I have a feeling that we all like a Christmas that is not costly or inconvenient. We know it’s Jesus’ birthday, but we like Jesus to stay under the tree and not intrude on our lives too much. We like things to go our way.
I’m sure Ceasar Augustas and the entire religious establishment in first-century Palestine felt the same way when Jesus was born. When the Magi told Herod that a king had been born, he did not welcome the inconvenient truth that God was becoming human in his neck of the woods.
God’s intrusion upon the world–upon the entire cosmos–as He came in the form of a poor baby from Nazareth was quite inconvenient. Until then, God was distant. Everyone stayed in line, and things got done through the heavy-hand of government, law, and piety. When God came, however, the standard changed.

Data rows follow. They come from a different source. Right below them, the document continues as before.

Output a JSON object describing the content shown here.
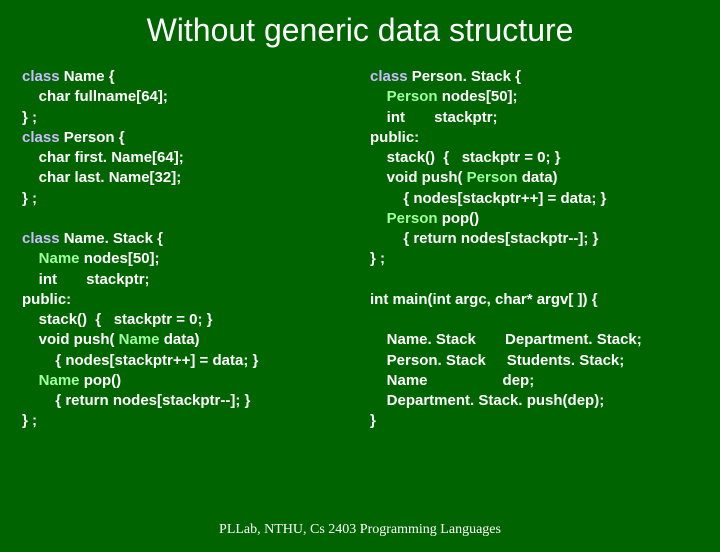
{
  "colors": {
    "background": "#006400",
    "title_color": "#ffffff",
    "text_color": "#ffffff",
    "keyword_color": "#ccbbff",
    "type_color": "#9fff9f",
    "footer_color": "#ffffff"
  },
  "title": "Without generic data structure",
  "title_font": "Comic Sans MS",
  "title_fontsize": 32,
  "code_fontsize": 15,
  "left": {
    "l1a": "class",
    "l1b": " Name {",
    "l2": "    char fullname[64];",
    "l3": "} ;",
    "l4a": "class",
    "l4b": " Person {",
    "l5": "    char first. Name[64];",
    "l6": "    char last. Name[32];",
    "l7": "} ;",
    "l8": "",
    "l9a": "class",
    "l9b": " Name. Stack {",
    "l10a": "    ",
    "l10b": "Name",
    "l10c": " nodes[50];",
    "l11": "    int       stackptr;",
    "l12": "public:",
    "l13": "    stack()  {   stackptr = 0; }",
    "l14a": "    void push(",
    "l14b": " Name",
    "l14c": " data)",
    "l15": "        { nodes[stackptr++] = data; }",
    "l16a": "    ",
    "l16b": "Name",
    "l16c": " pop()",
    "l17": "        { return nodes[stackptr--]; }",
    "l18": "} ;"
  },
  "right": {
    "r1a": "class",
    "r1b": " Person. Stack {",
    "r2a": "    ",
    "r2b": "Person",
    "r2c": " nodes[50];",
    "r3": "    int       stackptr;",
    "r4": "public:",
    "r5": "    stack()  {   stackptr = 0; }",
    "r6a": "    void push(",
    "r6b": " Person",
    "r6c": " data)",
    "r7": "        { nodes[stackptr++] = data; }",
    "r8a": "    ",
    "r8b": "Person",
    "r8c": " pop()",
    "r9": "        { return nodes[stackptr--]; }",
    "r10": "} ;",
    "r11": "",
    "r12": "int main(int argc, char* argv[ ]) {",
    "r13": "",
    "r14": "    Name. Stack       Department. Stack;",
    "r15": "    Person. Stack     Students. Stack;",
    "r16": "    Name                  dep;",
    "r17": "    Department. Stack. push(dep);",
    "r18": "}"
  },
  "footer": "PLLab, NTHU, Cs 2403 Programming Languages"
}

In the “Nunc dimittis,” an old prophet, Simeon, blessed Jesus when Jesus’ parents dedicated him at the temple as was the custom in those days (Luke 2:25-35). Simeon announced the implications of God’s presence: Jesus will be a light to the gentiles and the glory of Israel.
Salvation had come, but at a cost. Simeon pointed out an inconvenient truth: The Christ-child will be cause the rising and falling of many in history, a sign that will be opposed. In coming near to us, Jesus shines a light in our lives and exposes those things that we need to surrender to God. Inconvenient indeed.
Jesus will also cause others to rise–those very people whom many would rather see put down: the poor, the helpless, and the vulnerable. In God’s economy, life situations are reversed and God’s reign looks very different than what we expect. Christmas is a costly one, and we will continue to oppose God’s presence for as long as we stubbornly hold to what we want rather than what God wants.
That Christ child born so long ago was a costly intrusion of God on earth. Destined for an itinerant life of ministry, doomed to die on a cross, Jesus’ birth cost God his son. God surrendered God’s all for us.
Christmas calls into account the cost of discipleship. Not only do we need to let Jesus cause the downfall of those dark areas of our life, but it costs us our all to rise for him. Following Christ costs us our very lives, and the inconvenience that follows the Christian life often hampers our full obedience.
When the angel told Mary that Jesus will be called Emmanuel, “God with us,” the angel was expressing an inconvenient truth because God’s presence means that we actually have to change. Let our prayer be a simple one as we head into the new year: “More of you, O Lord, and less of me. Amen, and amen.”